An end as a new beginning.
Mark hadn’t even realized that this feeling had been driving his restlessness tonight, lingering behind his trauma and his new exposure to death in the form of a friend’s corpse. He wanted to be able to bottle that feeling, to replace his existential terror with that welcome acceptance.
He just didn’t know how.
Frankie hummed, watching him carefully, and then spoke slowly, “When I first met Mother Bear, I remember feeling awed. I still do. Greater spirits exert influence over the world. As shaman, we feel that influence more keenly. You should meditate near the Sleeping Bear again. It’ll clear your mind of that influence.”

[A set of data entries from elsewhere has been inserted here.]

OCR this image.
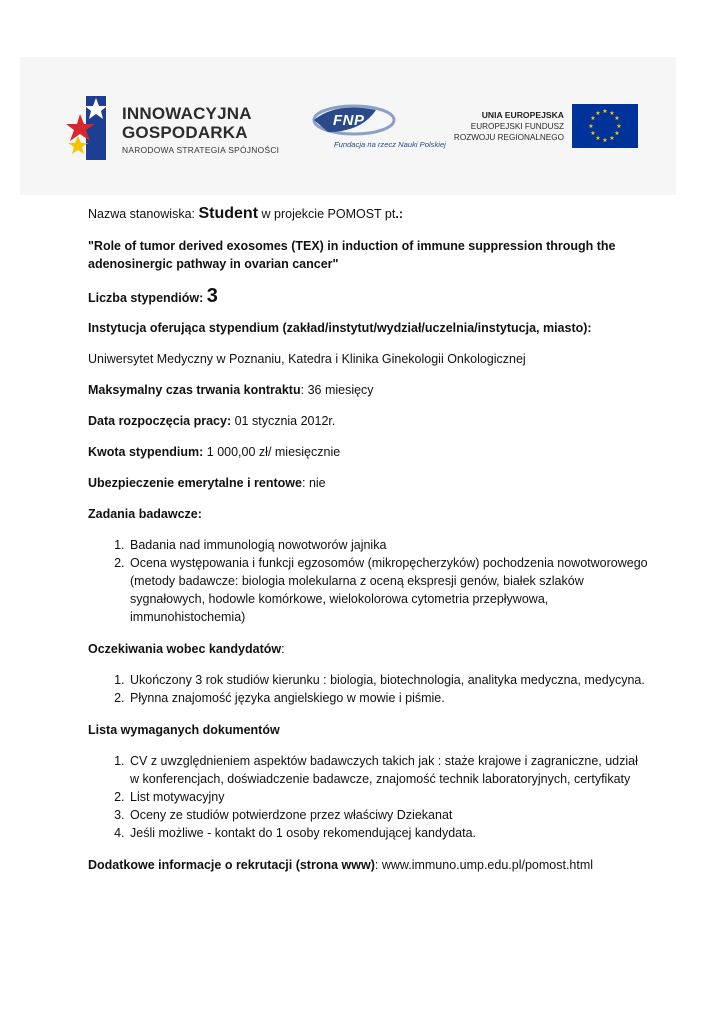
INNOWACYJNA
GOSPODARKA
NARODOWA STRATEGIA SPÓJNOŚCI
FNP
Fundacja na rzecz Nauki Polskiej
UNIA EUROPEJSKA
EUROPEJSKI FUNDUSZ
ROZWOJU REGIONALNEGO
★ ★
★
★
★
★
★
★
★
★
★
★

Nazwa stanowiska: Student w projekcie POMOST pt.:

"Role of tumor derived exosomes (TEX) in induction of immune suppression through the adenosinergic pathway in ovarian cancer"

Liczba stypendiów: 3

Instytucja oferująca stypendium (zakład/instytut/wydział/uczelnia/instytucja, miasto):

Uniwersytet Medyczny w Poznaniu, Katedra i Klinika Ginekologii Onkologicznej

Maksymalny czas trwania kontraktu: 36 miesięcy

Data rozpoczęcia pracy: 01 stycznia 2012r.

Kwota stypendium: 1 000,00 zł/ miesięcznie

Ubezpieczenie emerytalne i rentowe: nie

Zadania badawcze:

1. Badania nad immunologią nowotworów jajnika
2. Ocena występowania i funkcji egzosomów (mikropęcherzyków) pochodzenia nowotworowego (metody badawcze: biologia molekularna z oceną ekspresji genów, białek szlaków sygnałowych, hodowle komórkowe, wielokolorowa cytometria przepływowa, immunohistochemia)

Oczekiwania wobec kandydatów:

1. Ukończony 3 rok studiów kierunku : biologia, biotechnologia, analityka medyczna, medycyna.
2. Płynna znajomość języka angielskiego w mowie i piśmie.

Lista wymaganych dokumentów

1. CV z uwzględnieniem aspektów badawczych takich jak : staże krajowe i zagraniczne, udział w konferencjach, doświadczenie badawcze, znajomość technik laboratoryjnych, certyfikaty
2. List motywacyjny
3. Oceny ze studiów potwierdzone przez właściwy Dziekanat
4. Jeśli możliwe - kontakt do 1 osoby rekomendującej kandydata.

Dodatkowe informacje o rekrutacji (strona www): www.immuno.ump.edu.pl/pomost.html
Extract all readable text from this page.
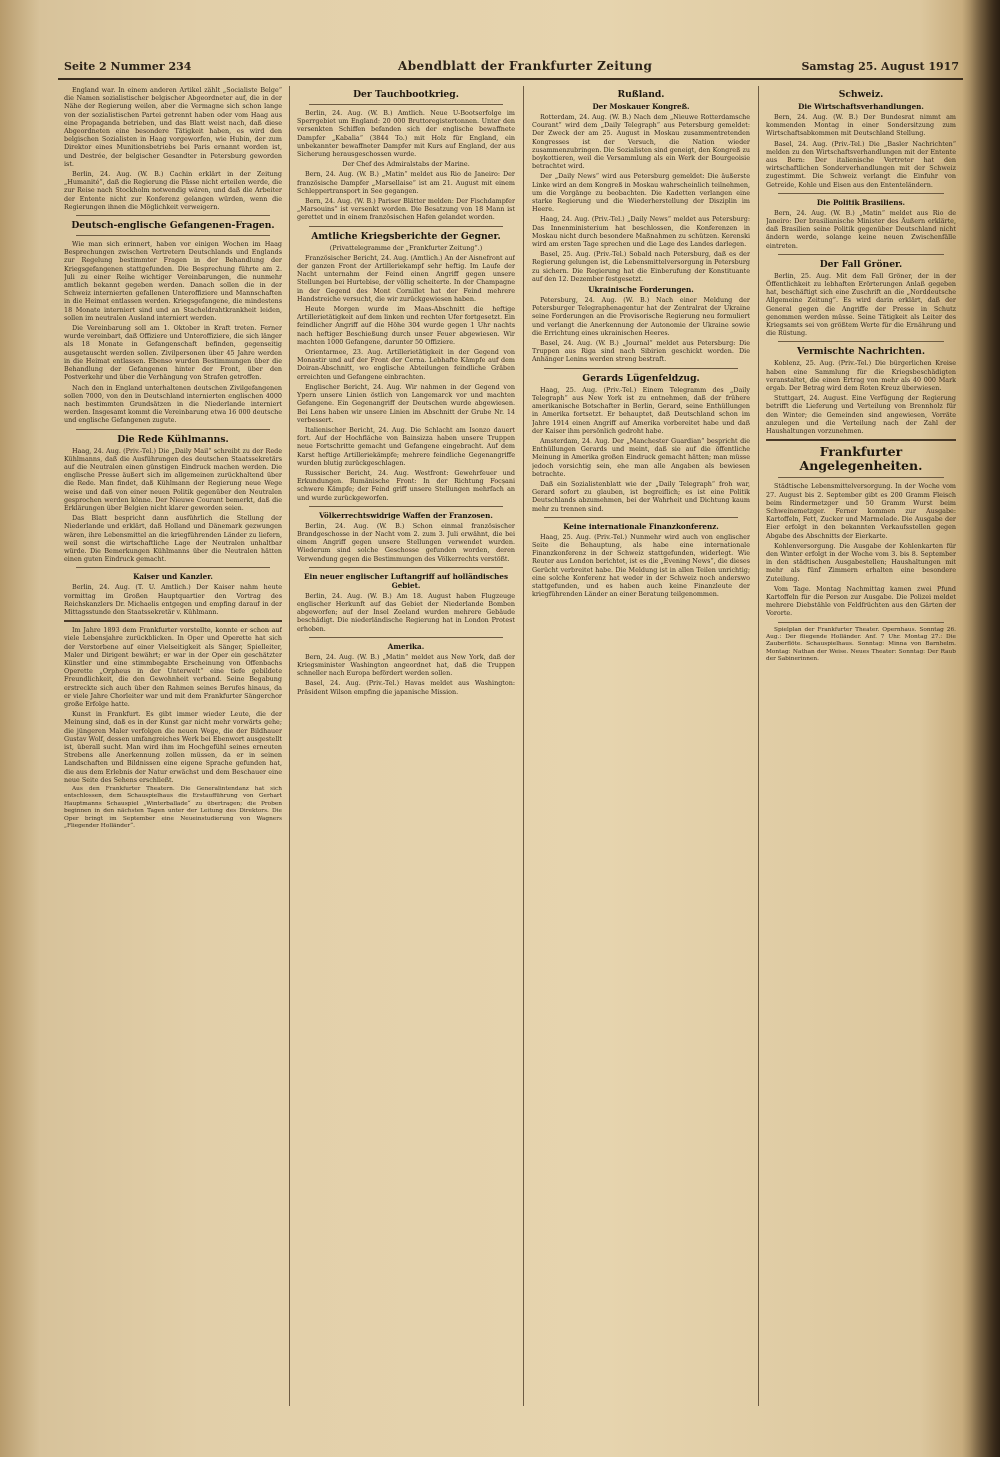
Seite 2 Nummer 234	Abendblatt der Frankfurter Zeitung	Samstag 25. August 1917

England war. In einem anderen Artikel zählt „Socialiste Belge“ die Namen sozialistischer belgischer Abgeordneter auf, die in der Nähe der Regierung weilen, aber die Vermagne sich schon lange von der sozialistischen Partei getrennt haben oder vom Haag aus eine Propaganda betrieben, und das Blatt weist nach, daß diese Abgeordneten eine besondere Tätigkeit haben, es wird den belgischen Sozialisten in Haag vorgeworfen, wie Hubin, der zum Direktor eines Munitionsbetriebs bei Paris ernannt worden ist, und Destrée, der belgischer Gesandter in Petersburg geworden ist.

Berlin, 24. Aug. (W. B.) Cachin erklärt in der Zeitung „Humanité“, daß die Regierung die Pässe nicht erteilen werde, die zur Reise nach Stockholm notwendig wären, und daß die Arbeiter der Entente nicht zur Konferenz gelangen würden, wenn die Regierungen ihnen die Möglichkeit verweigern.

Deutsch-englische Gefangenen-Fragen.

Wie man sich erinnert, haben vor einigen Wochen im Haag Besprechungen zwischen Vertretern Deutschlands und Englands zur Regelung bestimmter Fragen in der Behandlung der Kriegsgefangenen stattgefunden. Die Besprechung führte am 2. Juli zu einer Reihe wichtiger Vereinbarungen, die nunmehr amtlich bekannt gegeben werden. Danach sollen die in der Schweiz internierten gefallenen Unteroffiziere und Mannschaften in die Heimat entlassen werden. Kriegsgefangene, die mindestens 18 Monate interniert sind und an Stacheldrahtkrankheit leiden, sollen im neutralen Ausland interniert werden.

Die Vereinbarung soll am 1. Oktober in Kraft treten. Ferner wurde vereinbart, daß Offiziere und Unteroffiziere, die sich länger als 18 Monate in Gefangenschaft befinden, gegenseitig ausgetauscht werden sollen. Zivilpersonen über 45 Jahre werden in die Heimat entlassen. Ebenso wurden Bestimmungen über die Behandlung der Gefangenen hinter der Front, über den Postverkehr und über die Verhängung von Strafen getroffen.

Nach den in England unterhaltenen deutschen Zivilgefangenen sollen 7000, von den in Deutschland internierten englischen 4000 nach bestimmten Grundsätzen in die Niederlande interniert werden. Insgesamt kommt die Vereinbarung etwa 16 000 deutsche und englische Gefangenen zugute.

Die Rede Kühlmanns.

Haag, 24. Aug. (Priv.-Tel.) Die „Daily Mail“ schreibt zu der Rede Kühlmanns, daß die Ausführungen des deutschen Staatssekretärs auf die Neutralen einen günstigen Eindruck machen werden. Die englische Presse äußert sich im allgemeinen zurückhaltend über die Rede. Man findet, daß Kühlmann der Regierung neue Wege weise und daß von einer neuen Politik gegenüber den Neutralen gesprochen werden könne. Der Nieuwe Courant bemerkt, daß die Erklärungen über Belgien nicht klarer geworden seien.

Das Blatt bespricht dann ausführlich die Stellung der Niederlande und erklärt, daß Holland und Dänemark gezwungen wären, ihre Lebensmittel an die kriegführenden Länder zu liefern, weil sonst die wirtschaftliche Lage der Neutralen unhaltbar würde. Die Bemerkungen Kühlmanns über die Neutralen hätten einen guten Eindruck gemacht.

Kaiser und Kanzler.

Berlin, 24. Aug. (T. U. Amtlich.) Der Kaiser nahm heute vormittag im Großen Hauptquartier den Vortrag des Reichskanzlers Dr. Michaelis entgegen und empfing darauf in der Mittagsstunde den Staatssekretär v. Kühlmann.

Im Jahre 1893 dem Frankfurter vorstellte, konnte er schon auf viele Lebensjahre zurückblicken. In Oper und Operette hat sich der Verstorbene auf einer Vielseitigkeit als Sänger, Spielleiter, Maler und Dirigent bewährt; er war in der Oper ein geschätzter Künstler und eine stimmbegabte Erscheinung von Offenbachs Operette „Orpheus in der Unterwelt“ eine tiefe gebildete Freundlichkeit, die den Gewohnheit verband. Seine Begabung erstreckte sich auch über den Rahmen seines Berufes hinaus, da er viele Jahre Chorleiter war und mit dem Frankfurter Sängerchor große Erfolge hatte.

Kunst in Frankfurt. Es gibt immer wieder Leute, die der Meinung sind, daß es in der Kunst gar nicht mehr vorwärts gehe; die jüngeren Maler verfolgen die neuen Wege, die der Bildhauer Gustav Wolf, dessen umfangreiches Werk bei Ebenwort ausgestellt ist, überall sucht. Man wird ihm im Hochgefühl seines erneuten Strebens alle Anerkennung zollen müssen, da er in seinen Landschaften und Bildnissen eine eigene Sprache gefunden hat, die aus dem Erlebnis der Natur erwächst und dem Beschauer eine neue Seite des Sehens erschließt.

Aus den Frankfurter Theatern. Die Generalintendanz hat sich entschlossen, dem Schauspielhaus die Erstaufführung von Gerhart Hauptmanns Schauspiel „Winterballade“ zu übertragen; die Proben beginnen in den nächsten Tagen unter der Leitung des Direktors. Die Oper bringt im September eine Neueinstudierung von Wagners „Fliegender Holländer“.

Der Tauchbootkrieg.

Berlin, 24. Aug. (W. B.) Amtlich. Neue U-Bootserfolge im Sperrgebiet um England: 20 000 Bruttoregistertonnen. Unter den versenkten Schiffen befanden sich der englische bewaffnete Dampfer „Kabalia“ (3844 To.) mit Holz für England, ein unbekannter bewaffneter Dampfer mit Kurs auf England, der aus Sicherung herausgeschossen wurde.

Der Chef des Admiralstabs der Marine.

Bern, 24. Aug. (W. B.) „Matin“ meldet aus Rio de Janeiro: Der französische Dampfer „Marsellaise“ ist am 21. August mit einem Schleppertransport in See gegangen.

Bern, 24. Aug. (W. B.) Pariser Blätter melden: Der Fischdampfer „Marsouins“ ist versenkt worden. Die Besatzung von 18 Mann ist gerettet und in einem französischen Hafen gelandet worden.

Amtliche Kriegsberichte der Gegner.

(Privattelegramme der „Frankfurter Zeitung“.)

Französischer Bericht, 24. Aug. (Amtlich.) An der Aisnefront auf der ganzen Front der Artilleriekampf sehr heftig. Im Laufe der Nacht unternahm der Feind einen Angriff gegen unsere Stellungen bei Hurtebise, der völlig scheiterte. In der Champagne in der Gegend des Mont Cornillet hat der Feind mehrere Handstreiche versucht, die wir zurückgewiesen haben.

Heute Morgen wurde im Maas-Abschnitt die heftige Artillerietätigkeit auf dem linken und rechten Ufer fortgesetzt. Ein feindlicher Angriff auf die Höhe 304 wurde gegen 1 Uhr nachts nach heftiger Beschießung durch unser Feuer abgewiesen. Wir machten 1000 Gefangene, darunter 50 Offiziere.

Orientarmee, 23. Aug. Artillerietätigkeit in der Gegend von Monastir und auf der Front der Cerna. Lebhafte Kämpfe auf dem Doiran-Abschnitt, wo englische Abteilungen feindliche Gräben erreichten und Gefangene einbrachten.

Englischer Bericht, 24. Aug. Wir nahmen in der Gegend von Ypern unsere Linien östlich von Langemarck vor und machten Gefangene. Ein Gegenangriff der Deutschen wurde abgewiesen. Bei Lens haben wir unsere Linien im Abschnitt der Grube Nr. 14 verbessert.

Italienischer Bericht, 24. Aug. Die Schlacht am Isonzo dauert fort. Auf der Hochfläche von Bainsizza haben unsere Truppen neue Fortschritte gemacht und Gefangene eingebracht. Auf dem Karst heftige Artilleriekämpfe; mehrere feindliche Gegenangriffe wurden blutig zurückgeschlagen.

Russischer Bericht, 24. Aug. Westfront: Gewehrfeuer und Erkundungen. Rumänische Front: In der Richtung Focșani schwere Kämpfe; der Feind griff unsere Stellungen mehrfach an und wurde zurückgeworfen.

Völkerrechtswidrige Waffen der Franzosen.

Berlin, 24. Aug. (W. B.) Schon einmal französischer Brandgeschosse in der Nacht vom 2. zum 3. Juli erwähnt, die bei einem Angriff gegen unsere Stellungen verwendet wurden. Wiederum sind solche Geschosse gefunden worden, deren Verwendung gegen die Bestimmungen des Völkerrechts verstößt.

Ein neuer englischer Luftangriff auf holländisches Gebiet.

Berlin, 24. Aug. (W. B.) Am 18. August haben Flugzeuge englischer Herkunft auf das Gebiet der Niederlande Bomben abgeworfen; auf der Insel Zeeland wurden mehrere Gebäude beschädigt. Die niederländische Regierung hat in London Protest erhoben.

Amerika.

Bern, 24. Aug. (W. B.) „Matin“ meldet aus New York, daß der Kriegsminister Washington angeordnet hat, daß die Truppen schneller nach Europa befördert werden sollen.

Basel, 24. Aug. (Priv.-Tel.) Havas meldet aus Washington: Präsident Wilson empfing die japanische Mission.

Rußland.
Der Moskauer Kongreß.

Rotterdam, 24. Aug. (W. B.) Nach dem „Nieuwe Rotterdamsche Courant“ wird dem „Daily Telegraph“ aus Petersburg gemeldet: Der Zweck der am 25. August in Moskau zusammentretenden Kongresses ist der Versuch, die Nation wieder zusammenzubringen. Die Sozialisten sind geneigt, den Kongreß zu boykottieren, weil die Versammlung als ein Werk der Bourgeoisie betrachtet wird.

Der „Daily News“ wird aus Petersburg gemeldet: Die äußerste Linke wird an dem Kongreß in Moskau wahrscheinlich teilnehmen, um die Vorgänge zu beobachten. Die Kadetten verlangen eine starke Regierung und die Wiederherstellung der Disziplin im Heere.

Haag, 24. Aug. (Priv.-Tel.) „Daily News“ meldet aus Petersburg: Das Innenministerium hat beschlossen, die Konferenzen in Moskau nicht durch besondere Maßnahmen zu schützen. Kerenski wird am ersten Tage sprechen und die Lage des Landes darlegen.

Basel, 25. Aug. (Priv.-Tel.) Sobald nach Petersburg, daß es der Regierung gelungen ist, die Lebensmittelversorgung in Petersburg zu sichern. Die Regierung hat die Einberufung der Konstituante auf den 12. Dezember festgesetzt.

Ukrainische Forderungen.

Petersburg, 24. Aug. (W. B.) Nach einer Meldung der Petersburger Telegraphenagentur hat der Zentralrat der Ukraine seine Forderungen an die Provisorische Regierung neu formuliert und verlangt die Anerkennung der Autonomie der Ukraine sowie die Errichtung eines ukrainischen Heeres.

Basel, 24. Aug. (W. B.) „Journal“ meldet aus Petersburg: Die Truppen aus Riga sind nach Sibirien geschickt worden. Die Anhänger Lenins werden streng bestraft.

Gerards Lügenfeldzug.

Haag, 25. Aug. (Priv.-Tel.) Einem Telegramm des „Daily Telegraph“ aus New York ist zu entnehmen, daß der frühere amerikanische Botschafter in Berlin, Gerard, seine Enthüllungen in Amerika fortsetzt. Er behauptet, daß Deutschland schon im Jahre 1914 einen Angriff auf Amerika vorbereitet habe und daß der Kaiser ihm persönlich gedroht habe.

Amsterdam, 24. Aug. Der „Manchester Guardian“ bespricht die Enthüllungen Gerards und meint, daß sie auf die öffentliche Meinung in Amerika großen Eindruck gemacht hätten; man müsse jedoch vorsichtig sein, ehe man alle Angaben als bewiesen betrachte.

Daß ein Sozialistenblatt wie der „Daily Telegraph“ froh war, Gerard sofort zu glauben, ist begreiflich; es ist eine Politik Deutschlands abzumehmen, bei der Wahrheit und Dichtung kaum mehr zu trennen sind.

Keine internationale Finanzkonferenz.

Haag, 25. Aug. (Priv.-Tel.) Nunmehr wird auch von englischer Seite die Behauptung, als habe eine internationale Finanzkonferenz in der Schweiz stattgefunden, widerlegt. Wie Reuter aus London berichtet, ist es die „Evening News“, die dieses Gerücht verbreitet habe. Die Meldung ist in allen Teilen unrichtig; eine solche Konferenz hat weder in der Schweiz noch anderswo stattgefunden, und es haben auch keine Finanzleute der kriegführenden Länder an einer Beratung teilgenommen.

Schweiz.
Die Wirtschaftsverhandlungen.

Bern, 24. Aug. (W. B.) Der Bundesrat nimmt am kommenden Montag in einer Sondersitzung zum Wirtschaftsabkommen mit Deutschland Stellung.

Basel, 24. Aug. (Priv.-Tel.) Die „Basler Nachrichten“ melden zu den Wirtschaftsverhandlungen mit der Entente aus Bern: Der italienische Vertreter hat den wirtschaftlichen Sonderverhandlungen mit der Schweiz zugestimmt. Die Schweiz verlangt die Einfuhr von Getreide, Kohle und Eisen aus den Ententeländern.

Die Politik Brasiliens.

Bern, 24. Aug. (W. B.) „Matin“ meldet aus Rio de Janeiro: Der brasilianische Minister des Äußern erklärte, daß Brasilien seine Politik gegenüber Deutschland nicht ändern werde, solange keine neuen Zwischenfälle eintreten.

Der Fall Gröner.

Berlin, 25. Aug. Mit dem Fall Gröner, der in der Öffentlichkeit zu lebhaften Erörterungen Anlaß gegeben hat, beschäftigt sich eine Zuschrift an die „Norddeutsche Allgemeine Zeitung“. Es wird darin erklärt, daß der General gegen die Angriffe der Presse in Schutz genommen werden müsse. Seine Tätigkeit als Leiter des Kriegsamts sei von größtem Werte für die Ernährung und die Rüstung.

Vermischte Nachrichten.

Koblenz, 25. Aug. (Priv.-Tel.) Die bürgerlichen Kreise haben eine Sammlung für die Kriegsbeschädigten veranstaltet, die einen Ertrag von mehr als 40 000 Mark ergab. Der Betrag wird dem Roten Kreuz überwiesen.

Stuttgart, 24. August. Eine Verfügung der Regierung betrifft die Lieferung und Verteilung von Brennholz für den Winter; die Gemeinden sind angewiesen, Vorräte anzulegen und die Verteilung nach der Zahl der Haushaltungen vorzunehmen.

Frankfurter Angelegenheiten.

Städtische Lebensmittelversorgung. In der Woche vom 27. August bis 2. September gibt es 200 Gramm Fleisch beim Rindermetzger und 50 Gramm Wurst beim Schweinemetzger. Ferner kommen zur Ausgabe: Kartoffeln, Fett, Zucker und Marmelade. Die Ausgabe der Eier erfolgt in den bekannten Verkaufsstellen gegen Abgabe des Abschnitts der Eierkarte.

Kohlenversorgung. Die Ausgabe der Kohlenkarten für den Winter erfolgt in der Woche vom 3. bis 8. September in den städtischen Ausgabestellen; Haushaltungen mit mehr als fünf Zimmern erhalten eine besondere Zuteilung.

Vom Tage. Montag Nachmittag kamen zwei Pfund Kartoffeln für die Person zur Ausgabe. Die Polizei meldet mehrere Diebstähle von Feldfrüchten aus den Gärten der Vororte.

Spielplan der Frankfurter Theater. Opernhaus. Sonntag 26. Aug.: Der fliegende Holländer. Anf. 7 Uhr. Montag 27.: Die Zauberflöte. Schauspielhaus. Sonntag: Minna von Barnhelm. Montag: Nathan der Weise. Neues Theater: Sonntag: Der Raub der Sabinerinnen.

And replace it with a different influence, Mark gathered. He’d never really thought much about the symbiosis between a place of power, its spirit, and the mages who gathered there. Shifters and shaman had a more intimate relationship than most, given spirit magic was such a part of their culture, but all mages were drawn to places of power.
So much about their culture that Mark had always taken for granted became clear. That draw explained how mages first gathered together and how they managed to make safe places for their existence, despite the turbulence of living in a world where non-mages drastically outnumbered them. The Sleeping Bear Pack ranged between one hundred to one fifty members, but their territory had thousands of people living in it and even more thousands of people lived in the space between them and the next pack.
He’d grown up inside the culture, never alone and always surrounded by a community large enough that Mark wasn’t close with everyone. It was sometimes easy to forget that mages were rare, proportional to humanity as a whole.
The thought made Mark feel even more small and fragile than before.
“You never told me how to see ghosts,” Mark finally said.
“It’s too soon for you to learn that sort of skill. You are building good foundations, but that skill requires you to exercise your magic for a purpose outside of its primary scope.”
Mark knew that it was possible to mimic some aspects of death magic with spirit magic, such as seeing the ghosts, but it really sucked to hear it was impossible for him. “I really want to talk to Daniel directly,” he said softly. “I think it would help.”
“Hmm.” Frankie studied Mark, considering this request. “Meditate near Mother Bear tomorrow. Then we’ll see.”
It wasn’t much, but Mark would take it. He nodded, trying to pull himself together, and rose to his feet. He should try sleeping again if he was going to prove to Frankie that he was ready tomorrow. He smiled at his teacher. “Thank you.”
As he left, Mark heard Frankie mutter softly, “Don’t thank me yet.”